Trigger warning!

So I’ve been trying to figure out a way to explain how I’m feeling but in case anyone finds this offensive I am sincerely sorry. Obviously my viewpoint and opinion is just from my perspective and frustration, I don’t claim to know how anyone else is feeling or what they’ve experienced. I only know mine.

My husband and I have been TTC for 14 months and have tried every method in the book to make it happen. We’re currently waiting to get tested to see exactly what’s going since we were told we had to wait at least a year for them to allow us to get tested. It doesn’t help that we are on totally different schedules at work and have opposite days off so it’s difficult to BD when you don’t even see each other!

Currently, my mother in law is pregnant (she is a surrogate) which is absolutely incredible and honourable, but I can’t help but be jealous of her being pregnant, even though she’s not keeping the baby. Yeah, maybe that’s irrational but it’s true. And honestly, it’s really difficult to tell people that my mother in law is pregnant and I am not. My sister in law and her fiancé have a wonderful baby boy and my other sister in law is pregnant. All anyone talks about is babies and I have absolutely nothing to contribute to the conversation. My husband is the oldest sibling and only him, my sister in law with a child and my other sister in law that’s pregnant are adults (the rest of his siblings are much younger) so it feels like we are totally left out of the “adult” conversations because they are all about having kids. And my husband is the only one of the three siblings that is married, not that it matters to me but everyone always asks us why the ones that are engaged/dating have kids but the ones that are married and are the oldest don’t have kids. I feel isolated, frustrated and so extremely sad.

My best friend completely dismisses me when I talk about being depressed about TTC and tells me I’m not ready anyways because my husband and I live in my parents basement apartment.
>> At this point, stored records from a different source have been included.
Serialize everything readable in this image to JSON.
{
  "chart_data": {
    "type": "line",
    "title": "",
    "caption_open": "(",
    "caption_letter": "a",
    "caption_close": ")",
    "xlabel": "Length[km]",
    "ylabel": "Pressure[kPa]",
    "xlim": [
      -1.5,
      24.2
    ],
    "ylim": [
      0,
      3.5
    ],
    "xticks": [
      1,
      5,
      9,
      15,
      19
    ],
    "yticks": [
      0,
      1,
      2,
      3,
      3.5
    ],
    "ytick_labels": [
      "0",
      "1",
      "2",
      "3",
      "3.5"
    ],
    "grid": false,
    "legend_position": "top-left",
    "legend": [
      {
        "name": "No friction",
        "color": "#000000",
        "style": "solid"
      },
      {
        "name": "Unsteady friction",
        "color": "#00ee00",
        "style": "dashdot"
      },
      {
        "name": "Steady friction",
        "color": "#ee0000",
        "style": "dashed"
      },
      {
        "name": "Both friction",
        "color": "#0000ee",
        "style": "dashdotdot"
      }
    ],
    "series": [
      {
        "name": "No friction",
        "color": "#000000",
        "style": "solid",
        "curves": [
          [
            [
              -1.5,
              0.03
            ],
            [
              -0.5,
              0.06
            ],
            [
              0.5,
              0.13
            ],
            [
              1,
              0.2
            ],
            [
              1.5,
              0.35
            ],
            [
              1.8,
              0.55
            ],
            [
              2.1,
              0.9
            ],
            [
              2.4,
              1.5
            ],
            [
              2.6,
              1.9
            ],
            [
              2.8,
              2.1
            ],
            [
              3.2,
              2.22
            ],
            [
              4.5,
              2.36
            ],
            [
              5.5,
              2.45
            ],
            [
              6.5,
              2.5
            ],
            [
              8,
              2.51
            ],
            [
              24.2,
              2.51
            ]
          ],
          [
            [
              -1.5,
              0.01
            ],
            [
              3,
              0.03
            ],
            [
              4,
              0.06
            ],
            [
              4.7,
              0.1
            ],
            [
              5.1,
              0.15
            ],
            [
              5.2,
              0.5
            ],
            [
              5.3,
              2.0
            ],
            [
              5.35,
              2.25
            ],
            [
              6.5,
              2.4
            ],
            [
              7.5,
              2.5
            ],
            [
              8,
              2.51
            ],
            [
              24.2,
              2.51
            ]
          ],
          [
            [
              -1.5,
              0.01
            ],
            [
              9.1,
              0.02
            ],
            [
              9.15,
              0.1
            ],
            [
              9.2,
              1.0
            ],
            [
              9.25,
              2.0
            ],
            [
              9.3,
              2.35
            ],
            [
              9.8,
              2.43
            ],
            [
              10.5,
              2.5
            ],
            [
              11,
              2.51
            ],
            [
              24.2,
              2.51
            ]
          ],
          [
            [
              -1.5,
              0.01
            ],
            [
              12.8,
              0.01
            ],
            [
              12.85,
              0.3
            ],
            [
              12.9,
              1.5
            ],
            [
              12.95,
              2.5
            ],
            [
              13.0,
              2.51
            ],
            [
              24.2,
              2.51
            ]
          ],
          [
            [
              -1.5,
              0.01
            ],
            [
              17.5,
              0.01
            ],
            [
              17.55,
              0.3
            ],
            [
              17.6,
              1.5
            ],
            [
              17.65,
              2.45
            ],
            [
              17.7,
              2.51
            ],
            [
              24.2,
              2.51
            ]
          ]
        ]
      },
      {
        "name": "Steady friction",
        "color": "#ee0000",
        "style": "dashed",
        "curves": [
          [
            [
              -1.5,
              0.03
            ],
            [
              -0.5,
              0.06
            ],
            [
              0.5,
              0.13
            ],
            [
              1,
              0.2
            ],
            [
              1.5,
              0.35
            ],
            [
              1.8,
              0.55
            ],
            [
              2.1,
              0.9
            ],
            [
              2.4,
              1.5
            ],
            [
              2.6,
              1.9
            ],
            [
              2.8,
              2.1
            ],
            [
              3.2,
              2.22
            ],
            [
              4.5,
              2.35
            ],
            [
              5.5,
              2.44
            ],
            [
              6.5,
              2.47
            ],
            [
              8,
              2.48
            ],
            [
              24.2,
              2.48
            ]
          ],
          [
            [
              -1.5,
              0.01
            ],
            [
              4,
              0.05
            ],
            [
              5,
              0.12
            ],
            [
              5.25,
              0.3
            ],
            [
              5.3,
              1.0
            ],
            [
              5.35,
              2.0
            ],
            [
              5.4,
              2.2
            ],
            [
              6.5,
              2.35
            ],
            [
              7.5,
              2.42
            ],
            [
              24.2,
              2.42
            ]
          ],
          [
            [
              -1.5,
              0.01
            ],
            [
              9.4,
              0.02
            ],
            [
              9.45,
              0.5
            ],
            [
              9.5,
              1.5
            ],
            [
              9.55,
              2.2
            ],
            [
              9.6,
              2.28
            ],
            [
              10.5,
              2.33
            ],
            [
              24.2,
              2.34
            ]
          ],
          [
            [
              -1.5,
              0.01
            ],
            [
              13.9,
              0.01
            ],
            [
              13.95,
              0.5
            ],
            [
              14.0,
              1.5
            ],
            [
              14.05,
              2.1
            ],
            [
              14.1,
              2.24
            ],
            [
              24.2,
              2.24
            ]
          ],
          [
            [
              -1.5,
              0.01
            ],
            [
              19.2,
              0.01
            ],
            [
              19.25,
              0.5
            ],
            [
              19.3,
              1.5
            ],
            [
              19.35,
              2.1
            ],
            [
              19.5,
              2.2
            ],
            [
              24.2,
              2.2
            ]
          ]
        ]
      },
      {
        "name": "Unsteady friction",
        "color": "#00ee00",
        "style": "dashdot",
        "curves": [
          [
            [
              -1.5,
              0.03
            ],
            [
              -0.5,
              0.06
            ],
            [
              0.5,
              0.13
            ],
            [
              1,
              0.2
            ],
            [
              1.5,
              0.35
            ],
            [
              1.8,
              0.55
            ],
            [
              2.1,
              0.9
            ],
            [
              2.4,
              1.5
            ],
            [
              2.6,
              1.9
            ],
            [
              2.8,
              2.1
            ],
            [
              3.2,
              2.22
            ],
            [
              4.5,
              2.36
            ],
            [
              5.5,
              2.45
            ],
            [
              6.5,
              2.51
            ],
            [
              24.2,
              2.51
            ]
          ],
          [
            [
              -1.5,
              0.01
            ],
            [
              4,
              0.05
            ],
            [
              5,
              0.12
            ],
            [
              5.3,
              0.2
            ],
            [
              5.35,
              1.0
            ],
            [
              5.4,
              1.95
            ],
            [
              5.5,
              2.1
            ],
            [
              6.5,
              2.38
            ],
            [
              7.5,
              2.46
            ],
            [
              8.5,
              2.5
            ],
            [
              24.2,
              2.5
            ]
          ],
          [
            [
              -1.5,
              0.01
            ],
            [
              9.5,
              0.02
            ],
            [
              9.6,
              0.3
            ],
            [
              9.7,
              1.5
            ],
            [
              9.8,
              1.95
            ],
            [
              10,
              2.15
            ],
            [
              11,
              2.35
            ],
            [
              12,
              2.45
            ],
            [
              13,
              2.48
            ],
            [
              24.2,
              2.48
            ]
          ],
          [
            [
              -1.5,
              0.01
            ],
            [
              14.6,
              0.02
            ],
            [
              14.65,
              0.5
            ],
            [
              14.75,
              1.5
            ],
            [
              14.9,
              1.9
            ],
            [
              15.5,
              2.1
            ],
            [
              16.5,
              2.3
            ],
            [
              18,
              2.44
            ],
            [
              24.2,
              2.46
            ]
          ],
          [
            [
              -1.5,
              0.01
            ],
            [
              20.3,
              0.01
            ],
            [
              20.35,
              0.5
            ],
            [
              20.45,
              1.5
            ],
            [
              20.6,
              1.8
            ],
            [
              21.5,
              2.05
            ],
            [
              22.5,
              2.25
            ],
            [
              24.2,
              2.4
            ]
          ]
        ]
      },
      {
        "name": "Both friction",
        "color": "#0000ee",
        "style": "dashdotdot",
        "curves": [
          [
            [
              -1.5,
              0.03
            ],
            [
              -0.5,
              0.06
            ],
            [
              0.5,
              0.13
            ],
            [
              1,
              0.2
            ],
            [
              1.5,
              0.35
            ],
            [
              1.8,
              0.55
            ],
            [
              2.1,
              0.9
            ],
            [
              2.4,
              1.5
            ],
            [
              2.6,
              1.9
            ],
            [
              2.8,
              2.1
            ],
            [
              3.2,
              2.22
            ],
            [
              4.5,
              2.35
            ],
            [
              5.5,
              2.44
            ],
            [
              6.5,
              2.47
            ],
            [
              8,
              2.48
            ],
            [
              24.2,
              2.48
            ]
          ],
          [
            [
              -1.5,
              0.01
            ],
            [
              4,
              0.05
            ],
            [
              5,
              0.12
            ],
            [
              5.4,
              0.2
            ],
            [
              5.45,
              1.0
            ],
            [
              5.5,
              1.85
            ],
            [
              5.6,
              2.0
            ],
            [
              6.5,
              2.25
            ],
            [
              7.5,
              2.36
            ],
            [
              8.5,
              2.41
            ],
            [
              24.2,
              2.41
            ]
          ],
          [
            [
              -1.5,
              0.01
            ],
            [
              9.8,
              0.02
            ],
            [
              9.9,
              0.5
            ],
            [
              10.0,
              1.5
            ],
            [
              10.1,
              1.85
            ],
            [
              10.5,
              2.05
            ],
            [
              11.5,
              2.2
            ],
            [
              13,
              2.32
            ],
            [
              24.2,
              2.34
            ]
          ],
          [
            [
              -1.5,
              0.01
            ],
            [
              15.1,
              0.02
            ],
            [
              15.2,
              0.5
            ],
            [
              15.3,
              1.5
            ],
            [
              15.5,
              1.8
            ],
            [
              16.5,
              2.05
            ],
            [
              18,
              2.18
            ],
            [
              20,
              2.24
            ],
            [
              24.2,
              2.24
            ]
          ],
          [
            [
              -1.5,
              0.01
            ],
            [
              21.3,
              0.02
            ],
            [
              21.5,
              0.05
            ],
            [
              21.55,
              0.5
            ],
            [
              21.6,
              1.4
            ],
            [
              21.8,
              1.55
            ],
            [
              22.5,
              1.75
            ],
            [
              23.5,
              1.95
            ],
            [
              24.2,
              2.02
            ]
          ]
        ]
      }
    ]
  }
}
We have the income to afford our own apartment or possibly a townhouse but my mom and older sister require assistance that my husband and I help out with. Everyone just assumes that because we live there that we don’t pay rent (??) and “have it so easy”. We pay the same rent we’d pay in an apartment of that size, which has more than enough room for a child, and we help out with my family and the entire house. Our apartment is completely separated from the rest of the house with a separate entrance. I don’t understand how living there is any different than living in any other apartment!

We are more than ready and capable of having a child but of course month after month nothing happens. This is where the trigger warning comes in. I have no idea how to say this in an appropriate way but I wish we at least had some indication that sperm was meeting egg! Not that I would ever pray for a chemical pregnancy or a miscarriage or ever wish that on anyone else but to be TTC for 14 months and not have anything at all happen is so frustrating! I’ve never had any indication of any line, just stark white space next to the control line and it’s making me crazy. I am so sorry if that sounds like I’m wishing for a pregnancy loss because obviously I’m not and I would never try to say that someone who’s experienced one has it “better” than me because they were pregnant at some point, but I wish I had some hint that I’m doing something right! I guess pregnancy is obviously an all or nothing thing though. No little notes of encouragement to tell you to keep doing what you’re doing and eventually you’ll be pregnant. No ridiculous loading screen that says, “Yep, you’re almost pregnant! Keep going!”

I’m sorry for my rant and if it’s extremely offensive then I am so so sorry. I don’t know how else to describe what I’m feeling. I guess I’ll just have to wait for our tests and see what our options are.